COMP63301 Data Engineering Concepts
Data engineering tends to involve a lifecycle, in which typical phases include data acquisition, profiling, cleaning, integration, modelling, and usage.
This unit introduces the student to relevant stages of the data engineering lifecycle and related concepts, tasks and techniques. It deepens selected aspects of this lifecycle, e.g., transformation, modelling and visualisation, and addresses cross-cutting topics such as security, trust, and robustness. We will investigate pain points, trade-offs, limitations and evaluation criteria that can inform the development of data engineering pipelines in practice.
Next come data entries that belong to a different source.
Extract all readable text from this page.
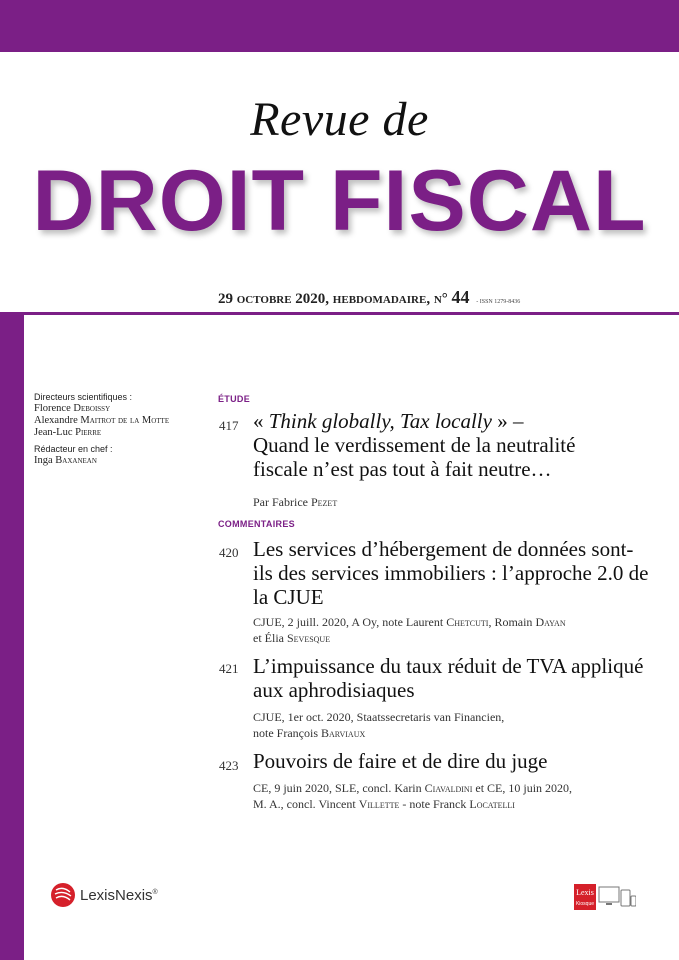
Revue de
DROIT FISCAL
29 octobre 2020, hebdomadaire, n° 44 - ISSN 1279-8436
Directeurs scientifiques :
Florence Deboissy
Alexandre Maitrot de la Motte
Jean-Luc Pierre
Rédacteur en chef :
Inga Baxanean
ÉTUDE
417 « Think globally, Tax locally » –
Quand le verdissement de la neutralité
fiscale n’est pas tout à fait neutre…
Par Fabrice Pezet
COMMENTAIRES
420 Les services d’hébergement de données sont-ils des services immobiliers : l’approche 2.0 de la CJUE
CJUE, 2 juill. 2020, A Oy, note Laurent Chetcuti, Romain Dayan
et Élia Sevesque
421 L’impuissance du taux réduit de TVA appliqué aux aphrodisiaques
CJUE, 1er oct. 2020, Staatssecretaris van Financien,
note François Barviaux
423 Pouvoirs de faire et de dire du juge
CE, 9 juin 2020, SLE, concl. Karin Ciavaldini et CE, 10 juin 2020,
M. A., concl. Vincent Villette - note Franck Locatelli
LexisNexis®	Lexis
Kiosque
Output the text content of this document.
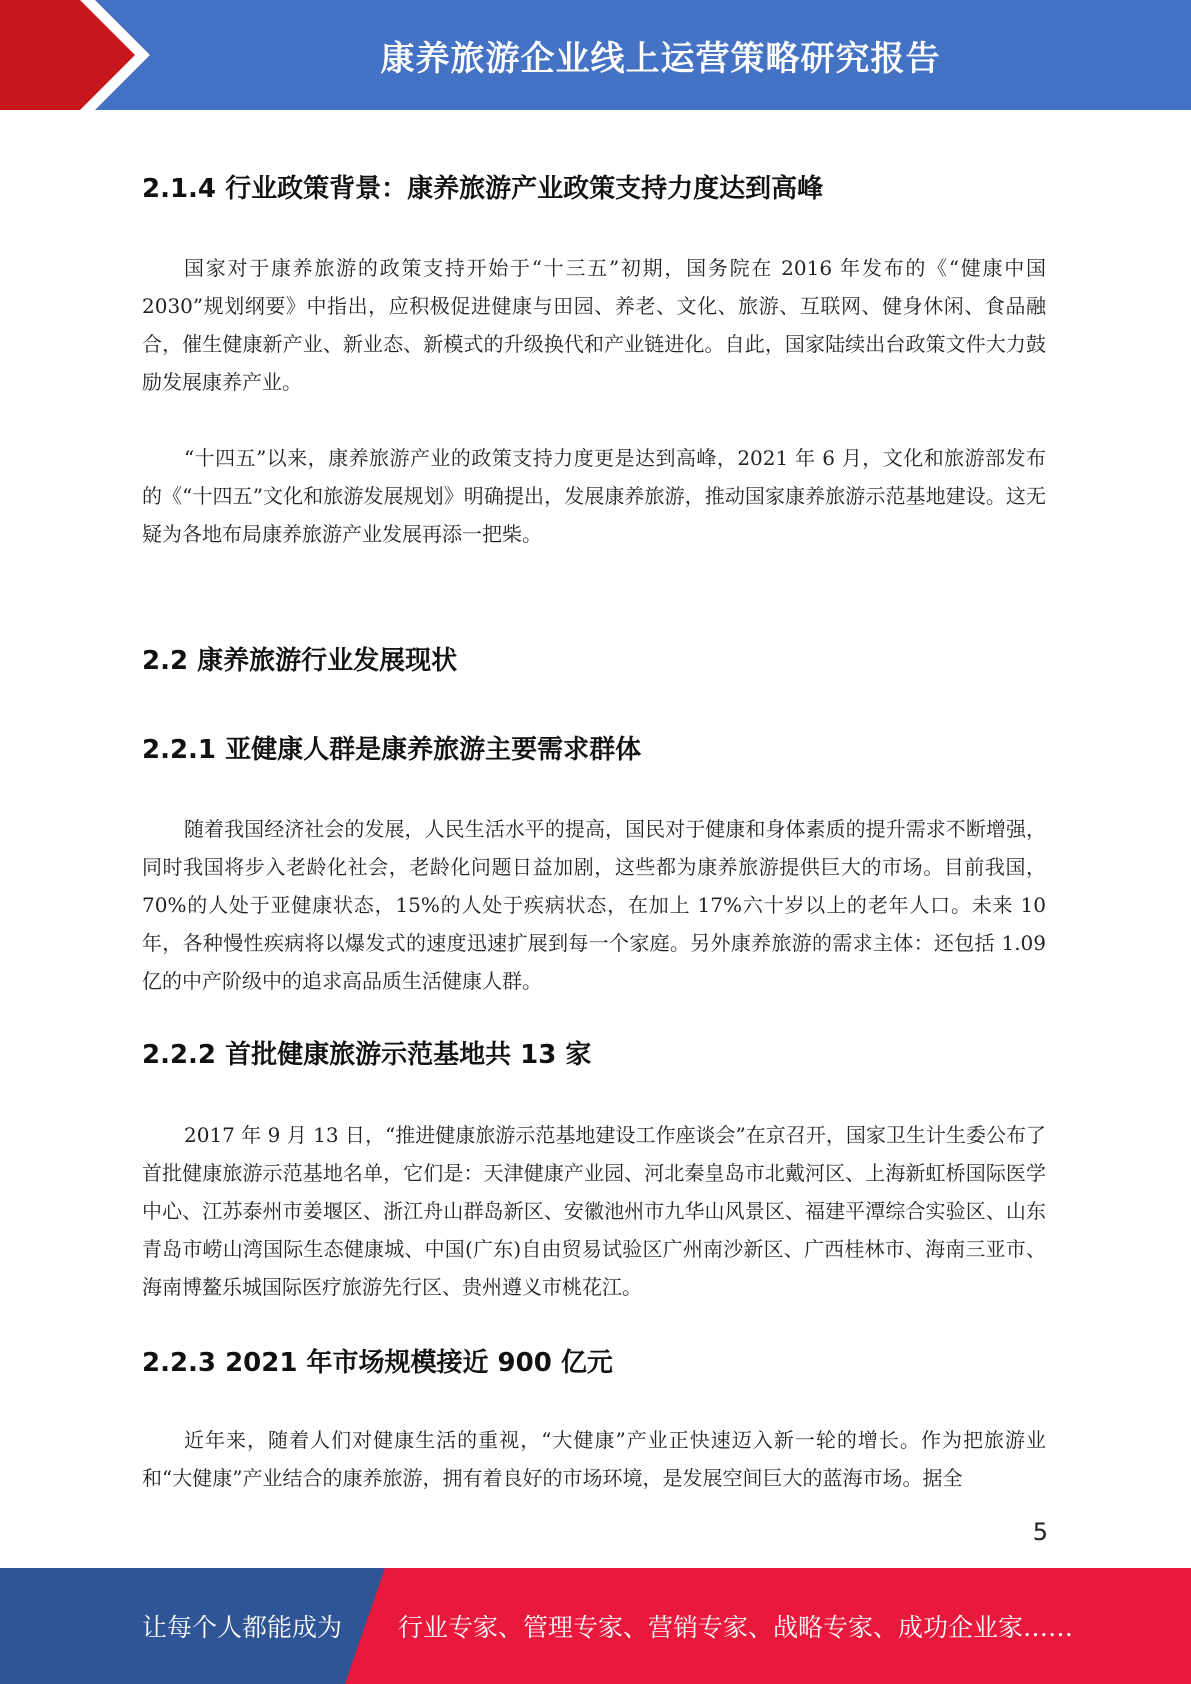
康养旅游企业线上运营策略研究报告
2.1.4 行业政策背景：康养旅游产业政策支持力度达到高峰

国家对于康养旅游的政策支持开始于“十三五”初期，国务院在 2016 年发布的《“健康中国 2030”规划纲要》中指出，应积极促进健康与田园、养老、文化、旅游、互联网、健身休闲、食品融合，催生健康新产业、新业态、新模式的升级换代和产业链进化。自此，国家陆续出台政策文件大力鼓励发展康养产业。

“十四五”以来，康养旅游产业的政策支持力度更是达到高峰，2021 年 6 月，文化和旅游部发布的《“十四五”文化和旅游发展规划》明确提出，发展康养旅游，推动国家康养旅游示范基地建设。这无疑为各地布局康养旅游产业发展再添一把柴。

2.2 康养旅游行业发展现状
2.2.1 亚健康人群是康养旅游主要需求群体

随着我国经济社会的发展，人民生活水平的提高，国民对于健康和身体素质的提升需求不断增强，同时我国将步入老龄化社会，老龄化问题日益加剧，这些都为康养旅游提供巨大的市场。目前我国，70%的人处于亚健康状态，15%的人处于疾病状态，在加上 17%六十岁以上的老年人口。未来 10 年，各种慢性疾病将以爆发式的速度迅速扩展到每一个家庭。另外康养旅游的需求主体：还包括 1.09 亿的中产阶级中的追求高品质生活健康人群。

2.2.2 首批健康旅游示范基地共 13 家

2017 年 9 月 13 日，“推进健康旅游示范基地建设工作座谈会”在京召开，国家卫生计生委公布了首批健康旅游示范基地名单，它们是：天津健康产业园、河北秦皇岛市北戴河区、上海新虹桥国际医学中心、江苏泰州市姜堰区、浙江舟山群岛新区、安徽池州市九华山风景区、福建平潭综合实验区、山东青岛市崂山湾国际生态健康城、中国(广东)自由贸易试验区广州南沙新区、广西桂林市、海南三亚市、海南博鳌乐城国际医疗旅游先行区、贵州遵义市桃花江。

2.2.3 2021 年市场规模接近 900 亿元

近年来，随着人们对健康生活的重视，“大健康”产业正快速迈入新一轮的增长。作为把旅游业和“大健康”产业结合的康养旅游，拥有着良好的市场环境，是发展空间巨大的蓝海市场。据全

5
让每个人都能成为 行业专家、管理专家、营销专家、战略专家、成功企业家……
This is a draft handbook to accompany the teaching of COMP63301 at the Department of Computer Science at The University of Manchester.
Reading list
The reading list for COMP63301 includes:
- Joe Reis, Matt Housley (2022): Fundamentals of Data Engineering: Plan and Build Robust Data Systems, O’Reilly media, ISBN 9781098108304
- Wes McKinney (2022): Python for data analysis, 3rd Edition. O’Reilly media, ISBN 9781098104030
- The Turing Way
- Snakemake tutorial
Related publications include:
- Davide Chicco et al (2022): Eleven quick tips for data cleaning and feature engineering
- Felix Mölder et al (2021): Sustainable data analysis with Snakemake
Aims
The unit aims to provide students with an understanding of the concepts that underpin data engineering and the experience of applying those concepts. In turn, data engineering provides processes and mechanisms that enable value to be obtained from data. These processes and mechanisms can be considered to give rise to a data engineering lifecycle, and this unit explores the concepts that underpin the different stages in such a lifecycle, which include data transformation and visualisation.
Intended Learning Outcomes
Explain the Data Engineering (DE) lifecycle, related concepts, challenges and research questions.
Identify relevant data properties, understanding the shape of data and its representation of the world.
Apply selected DE techniques for data integration, cleaning, transformation and visualisation, ensuring data quality for the purpose of data analysis.
Critically analyse data engineering technologies.
Discuss trade-offs between various design options.